The Counter-Terrorism and Border Security Act 2019 has received Royal Assent on 12 February, making the bill an Act of Parliament.
The act sees to an increase to the maximum penalty for certain preparatory terrorism offences to 15 years' imprisonment.
The UK government has been criticized by the UN Special Rapporteur on the right to privacy, Joe Cannataci, back in 2018. The inspector argued following his visit in the UK, that it was concerning that accessing propaganda "on three or more different occasions" was viewed as an offence. Cannataci called the approach straying towards "thought crime."

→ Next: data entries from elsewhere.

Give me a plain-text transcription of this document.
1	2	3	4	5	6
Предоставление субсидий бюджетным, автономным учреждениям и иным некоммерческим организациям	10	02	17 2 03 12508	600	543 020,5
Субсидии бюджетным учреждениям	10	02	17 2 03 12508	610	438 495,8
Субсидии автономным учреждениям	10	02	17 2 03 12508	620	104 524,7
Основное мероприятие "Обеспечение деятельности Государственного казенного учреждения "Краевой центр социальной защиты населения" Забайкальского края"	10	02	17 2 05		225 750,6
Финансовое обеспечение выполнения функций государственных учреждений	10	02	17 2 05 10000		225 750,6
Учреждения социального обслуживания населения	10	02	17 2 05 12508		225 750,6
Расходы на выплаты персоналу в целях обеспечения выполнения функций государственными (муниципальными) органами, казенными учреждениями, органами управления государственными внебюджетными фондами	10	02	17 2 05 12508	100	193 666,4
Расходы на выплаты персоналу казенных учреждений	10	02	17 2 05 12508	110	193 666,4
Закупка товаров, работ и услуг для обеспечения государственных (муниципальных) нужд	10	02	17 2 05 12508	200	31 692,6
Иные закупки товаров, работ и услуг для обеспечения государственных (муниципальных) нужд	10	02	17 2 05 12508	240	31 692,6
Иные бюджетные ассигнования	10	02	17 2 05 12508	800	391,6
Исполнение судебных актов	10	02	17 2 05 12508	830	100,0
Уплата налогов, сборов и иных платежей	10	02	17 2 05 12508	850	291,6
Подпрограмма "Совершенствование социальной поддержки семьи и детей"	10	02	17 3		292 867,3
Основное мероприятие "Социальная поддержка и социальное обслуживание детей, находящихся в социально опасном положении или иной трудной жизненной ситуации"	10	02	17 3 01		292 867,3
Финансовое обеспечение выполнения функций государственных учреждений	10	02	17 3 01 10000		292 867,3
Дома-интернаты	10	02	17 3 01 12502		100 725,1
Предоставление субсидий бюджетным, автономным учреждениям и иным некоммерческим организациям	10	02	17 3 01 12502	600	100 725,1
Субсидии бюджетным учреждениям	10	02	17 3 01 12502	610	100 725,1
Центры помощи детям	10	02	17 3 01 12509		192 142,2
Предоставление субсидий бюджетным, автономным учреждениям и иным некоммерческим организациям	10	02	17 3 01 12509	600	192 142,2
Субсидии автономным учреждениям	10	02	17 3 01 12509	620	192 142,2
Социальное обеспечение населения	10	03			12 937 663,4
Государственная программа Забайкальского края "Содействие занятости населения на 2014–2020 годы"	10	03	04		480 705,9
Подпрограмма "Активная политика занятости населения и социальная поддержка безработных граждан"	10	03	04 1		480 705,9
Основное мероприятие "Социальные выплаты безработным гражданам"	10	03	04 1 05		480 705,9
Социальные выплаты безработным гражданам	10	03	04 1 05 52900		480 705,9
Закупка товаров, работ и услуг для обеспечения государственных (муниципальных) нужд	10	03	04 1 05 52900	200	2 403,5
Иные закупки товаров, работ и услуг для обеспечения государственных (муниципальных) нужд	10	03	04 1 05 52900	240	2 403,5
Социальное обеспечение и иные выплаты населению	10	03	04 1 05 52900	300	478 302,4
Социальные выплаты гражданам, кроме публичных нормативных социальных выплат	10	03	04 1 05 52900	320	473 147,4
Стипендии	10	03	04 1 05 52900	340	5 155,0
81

The three-click benchmark has been removed in the new bill and now even a single tap on 'terrorist material' could lead to years in prison. Exemption is provided for journalists, academic researchers or people who had "no reason to believe" they were accessing terrorist propaganda.
Today the Counter Terrorism & Border Security Act became law. It will keep us safer by:— Sajid Javid (@sajidjavid) February 12, 2019
🔸giving police new powers to investigate hostile state activity
🔸strengthening tools to tackle the threat of foreign fighters
🔸increasing sentences for those involved in terrorism
British intelligence services were condemned in 2018 for failing to properly monitor individuals of interest — later to be involved in terrorist activity — not under active investigation at the moment but in the peripheries of more than one investigation.
In 2017, the United Kingdom suffered five terrorist attacks in Westminster, the Manchester Arena, London Bridge, Finsbury Park and Parsons Green, with 36 people losing their lives and dozens injured.